As for the limits of bothsidesism: generally, American media is pretty polarized right vs. left in terms of their audience. I discuss this a bit here https://www.betterconflictbulletin.org/p/is-it-a-problem-if-a-newsroom-serves

So no one is actually succeeding at being non-partisan, in my opinion.

I'm working on saying more about how pluralist newsrooms with the specific goal of maintaining a diverse audience could work, but for a preview of some ideas see my interview with Tangle editor Isaac Saul.

https://www.betterconflictbulletin.org/p/isaac-saul-doing-journalism-thats

and my ideas about how to build politically neutral LLMs

https://humancompatible.ai/news/2025/02/04/a-practical-definition-of-political-neutrality-for-ai/

It certainly matters which dertransitioners you talk to.

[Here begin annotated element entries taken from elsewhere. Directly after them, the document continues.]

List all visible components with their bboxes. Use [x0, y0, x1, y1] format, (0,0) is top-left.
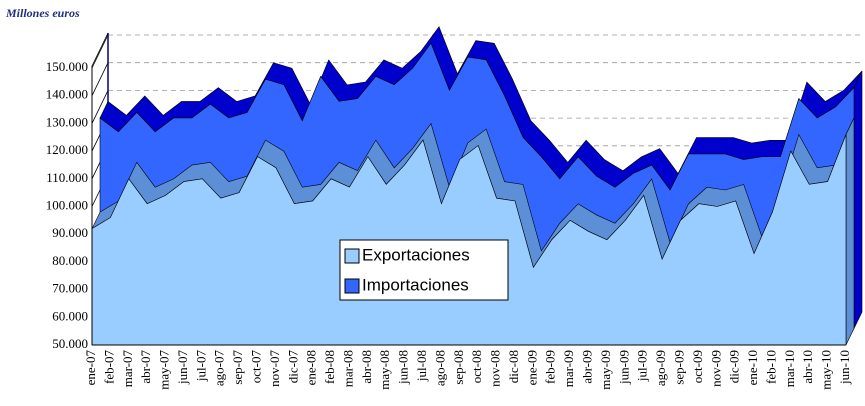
grid-line-side — [91, 34, 109, 69]
x-tick-label: abr-08 — [359, 350, 374, 384]
x-tick-label: mar-08 — [340, 350, 355, 387]
x-tick-label: ene-09 — [524, 350, 539, 385]
x-tick-label: oct-09 — [690, 350, 705, 383]
legend-label: Importaciones — [362, 275, 469, 294]
x-tick-label: jun-10 — [837, 350, 852, 385]
x-tick-label: feb-07 — [101, 350, 116, 384]
area-side — [853, 70, 863, 329]
x-tick-label: jul-08 — [414, 350, 429, 382]
y-tick-label: 50.000 — [52, 336, 88, 351]
legend: Exportaciones Importaciones — [339, 239, 509, 301]
x-tick-label: ago-09 — [653, 350, 668, 386]
y-tick-label: 100.000 — [46, 197, 88, 212]
y-tick-label: 90.000 — [52, 225, 88, 240]
x-tick-label: nov-07 — [267, 350, 282, 387]
y-tick-label: 140.000 — [46, 87, 88, 102]
x-tick-label: sep-08 — [451, 350, 466, 385]
x-tick-label: ene-10 — [745, 350, 760, 385]
y-tick-label: 80.000 — [52, 253, 88, 268]
x-tick-label: may-07 — [157, 350, 172, 390]
y-tick-label: 70.000 — [52, 281, 88, 296]
x-tick-label: oct-08 — [469, 350, 484, 383]
x-tick-label: may-09 — [598, 350, 613, 390]
y-tick-label: 110.000 — [46, 170, 88, 185]
y-tick-label: 150.000 — [46, 59, 88, 74]
x-tick-label: nov-09 — [708, 350, 723, 387]
x-tick-label: dic-08 — [506, 350, 521, 383]
chart-title: Millones euros — [5, 6, 80, 20]
legend-box — [339, 239, 509, 301]
grid-line-side — [91, 90, 109, 124]
x-tick-label: jul-07 — [193, 350, 208, 383]
area-side — [845, 117, 855, 346]
legend-swatch — [344, 278, 360, 294]
x-tick-label: may-08 — [377, 350, 392, 390]
y-tick-label: 60.000 — [52, 308, 88, 323]
x-tick-label: abr-09 — [580, 350, 595, 384]
x-tick-label: jun-09 — [616, 350, 631, 385]
x-tick-label: ago-07 — [212, 350, 227, 387]
grid-line-side — [91, 62, 109, 96]
x-tick-label: feb-08 — [322, 350, 337, 384]
x-tick-label: ago-08 — [432, 350, 447, 386]
x-tick-label: mar-09 — [561, 350, 576, 387]
legend-swatch — [344, 248, 360, 264]
x-tick-label: jun-07 — [175, 350, 190, 385]
x-tick-label: jul-09 — [635, 350, 650, 382]
x-tick-label: sep-09 — [671, 350, 686, 385]
x-tick-label: ene-08 — [304, 350, 319, 385]
y-tick-label: 130.000 — [46, 114, 88, 129]
x-tick-label: dic-09 — [727, 350, 742, 383]
x-tick-label: mar-07 — [120, 350, 135, 388]
x-tick-label: mar-10 — [782, 350, 797, 387]
x-tick-label: feb-09 — [543, 350, 558, 384]
x-tick-label: dic-07 — [285, 350, 300, 384]
x-tick-label: abr-07 — [138, 350, 153, 384]
x-tick-label: ene-07 — [83, 350, 98, 386]
x-tick-label: oct-07 — [248, 350, 263, 384]
x-tick-label: feb-10 — [763, 350, 778, 384]
legend-label: Exportaciones — [362, 245, 470, 264]
x-tick-label: jun-08 — [396, 350, 411, 385]
x-tick-label: may-10 — [819, 350, 834, 390]
x-tick-label: abr-10 — [800, 350, 815, 384]
x-tick-label: sep-07 — [230, 350, 245, 385]
y-tick-label: 120.000 — [46, 142, 88, 157]
x-tick-label: nov-08 — [488, 350, 503, 387]
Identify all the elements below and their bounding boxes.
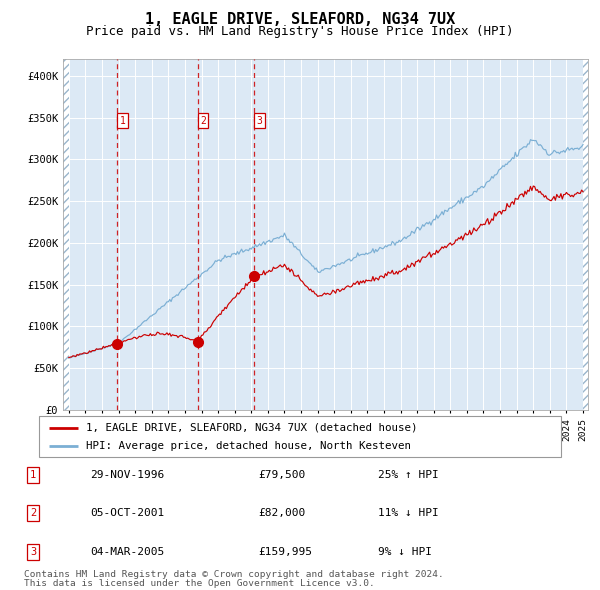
Text: This data is licensed under the Open Government Licence v3.0.: This data is licensed under the Open Gov… — [24, 579, 375, 588]
Bar — [63, 59, 69, 410]
Text: 29-NOV-1996: 29-NOV-1996 — [90, 470, 164, 480]
Text: 25% ↑ HPI: 25% ↑ HPI — [378, 470, 439, 480]
FancyBboxPatch shape — [39, 416, 561, 457]
Bar — [583, 59, 588, 410]
Text: Price paid vs. HM Land Registry's House Price Index (HPI): Price paid vs. HM Land Registry's House … — [86, 25, 514, 38]
Text: £159,995: £159,995 — [258, 547, 312, 556]
Text: 2: 2 — [30, 509, 36, 518]
Text: £79,500: £79,500 — [258, 470, 305, 480]
Text: 11% ↓ HPI: 11% ↓ HPI — [378, 509, 439, 518]
Text: 04-MAR-2005: 04-MAR-2005 — [90, 547, 164, 556]
Text: 3: 3 — [30, 547, 36, 556]
Text: 9% ↓ HPI: 9% ↓ HPI — [378, 547, 432, 556]
Text: 05-OCT-2001: 05-OCT-2001 — [90, 509, 164, 518]
Text: 1, EAGLE DRIVE, SLEAFORD, NG34 7UX: 1, EAGLE DRIVE, SLEAFORD, NG34 7UX — [145, 12, 455, 27]
Text: 1: 1 — [119, 116, 125, 126]
Text: 1, EAGLE DRIVE, SLEAFORD, NG34 7UX (detached house): 1, EAGLE DRIVE, SLEAFORD, NG34 7UX (deta… — [86, 422, 418, 432]
Text: Contains HM Land Registry data © Crown copyright and database right 2024.: Contains HM Land Registry data © Crown c… — [24, 570, 444, 579]
Text: HPI: Average price, detached house, North Kesteven: HPI: Average price, detached house, Nort… — [86, 441, 411, 451]
Text: £82,000: £82,000 — [258, 509, 305, 518]
Text: 1: 1 — [30, 470, 36, 480]
Text: 2: 2 — [200, 116, 206, 126]
Text: 3: 3 — [257, 116, 262, 126]
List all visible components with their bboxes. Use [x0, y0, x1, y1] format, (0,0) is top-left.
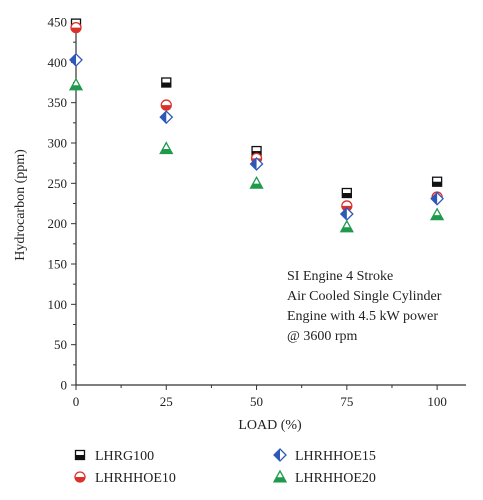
- series-LHRHHOE15: [69, 52, 445, 221]
- y-tick-label: 150: [48, 257, 68, 272]
- data-point: [69, 52, 83, 67]
- y-tick-label: 50: [54, 337, 67, 352]
- annotation-line: SI Engine 4 Stroke: [287, 269, 393, 284]
- y-tick-label: 450: [48, 15, 68, 30]
- legend-symbol: [74, 449, 86, 461]
- data-point: [430, 191, 445, 206]
- legend-item: LHRHHOE15: [273, 448, 376, 464]
- x-tick-label: 50: [250, 394, 263, 409]
- data-point: [249, 157, 264, 171]
- x-tick-label: 75: [340, 394, 353, 409]
- y-tick-label: 100: [48, 297, 68, 312]
- annotation-line: @ 3600 rpm: [287, 329, 358, 344]
- engine-annotation: SI Engine 4 Stroke Air Cooled Single Cyl…: [287, 269, 442, 344]
- y-tick-label: 300: [48, 136, 68, 151]
- data-point: [431, 176, 443, 187]
- data-point: [68, 77, 84, 91]
- y-tick-label: 350: [48, 95, 68, 110]
- y-tick-label: 200: [48, 216, 68, 231]
- data-point: [339, 207, 354, 221]
- x-tick-label: 25: [160, 394, 173, 409]
- legend-label: LHRHHOE20: [295, 471, 376, 486]
- data-points: [68, 18, 445, 233]
- y-tick-label: 0: [61, 378, 68, 393]
- legend-item: LHRHHOE10: [74, 471, 176, 486]
- legend-item: LHRHHOE20: [272, 469, 376, 486]
- y-tick-label: 400: [48, 55, 68, 70]
- y-axis: 0 50 100 150 200 250 300 350 400 450: [48, 15, 76, 393]
- legend-label: LHRG100: [95, 449, 154, 464]
- data-point: [249, 175, 264, 189]
- x-tick-label: 0: [73, 394, 80, 409]
- data-point: [430, 207, 445, 221]
- series-LHRHHOE20: [68, 77, 445, 233]
- legend-label: LHRHHOE10: [95, 471, 176, 486]
- y-axis-title: Hydrocarbon (ppm): [13, 149, 28, 261]
- annotation-line: Air Cooled Single Cylinder: [287, 289, 442, 304]
- data-point: [339, 219, 354, 233]
- legend-item: LHRG100: [74, 449, 154, 464]
- data-point: [341, 187, 352, 199]
- legend: LHRG100 LHRHHOE10 LHRHHOE15 LHRHHOE20: [74, 448, 376, 486]
- data-point: [159, 110, 174, 125]
- data-point: [70, 21, 82, 34]
- data-point: [160, 99, 172, 111]
- legend-symbol: [74, 471, 86, 483]
- x-axis-title: LOAD (%): [238, 418, 302, 433]
- legend-label: LHRHHOE15: [295, 449, 376, 464]
- plot-frame: [75, 22, 466, 386]
- legend-symbol: [272, 469, 288, 483]
- y-tick-label: 250: [48, 176, 68, 191]
- x-axis: 0 25 50 75 100: [73, 385, 447, 409]
- annotation-line: Engine with 4.5 kW power: [287, 309, 438, 324]
- x-tick-label: 100: [427, 394, 447, 409]
- data-point: [159, 141, 174, 155]
- data-point: [161, 77, 172, 88]
- legend-symbol: [273, 448, 287, 462]
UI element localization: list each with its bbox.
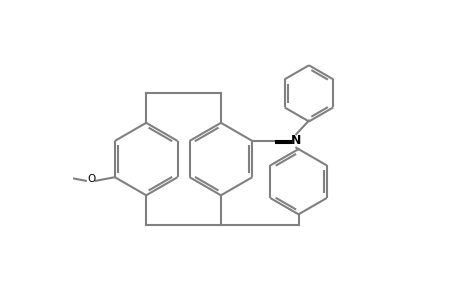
Text: N: N (291, 134, 301, 147)
Text: O: O (87, 174, 95, 184)
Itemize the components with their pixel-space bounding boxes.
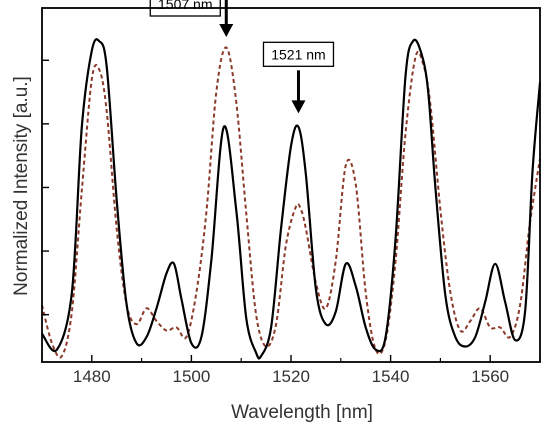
- x-axis-title: Wavelength [nm]: [231, 402, 373, 423]
- y-axis-title: Normalized Intensity [a.u.]: [11, 76, 32, 296]
- x-tick-label: 1540: [372, 367, 410, 386]
- series-layer: [41, 38, 542, 360]
- annotation-label: 1521 nm: [271, 46, 325, 62]
- annotation-arrow-head: [219, 24, 234, 37]
- annotation-box: [262, 41, 335, 67]
- annotation-label: 1507 nm: [158, 0, 212, 12]
- x-tick-label: 1520: [272, 367, 310, 386]
- annotation-arrow-head: [291, 100, 306, 114]
- x-tick-label: 1560: [471, 367, 509, 386]
- annotation-layer: 1507 nm 1521 nm: [149, 0, 335, 114]
- series-solid-line: [41, 38, 542, 360]
- x-axis: 1480 1500 1520 1540 1560: [41, 355, 541, 386]
- y-axis: [42, 59, 49, 316]
- x-tick-label: 1480: [73, 367, 111, 386]
- series-dashed-line: [41, 46, 541, 359]
- x-tick-label: 1500: [172, 367, 210, 386]
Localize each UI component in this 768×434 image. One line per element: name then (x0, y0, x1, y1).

In general it matters which sources media talks to and includes when trying to understand and represent the perspective of a particular side on a particular issue. These are choices that can be criticized by the other side, or defended as valid.

I agree there is a point at which a faction is too marginal to be included. Conversely, there is a point at which a large enough minority of people hold an opinion that it's essential to include it.

And if one side really does have a more nuanced and strong opinion, then let's see that laid out versus the strongest form of the bad argument.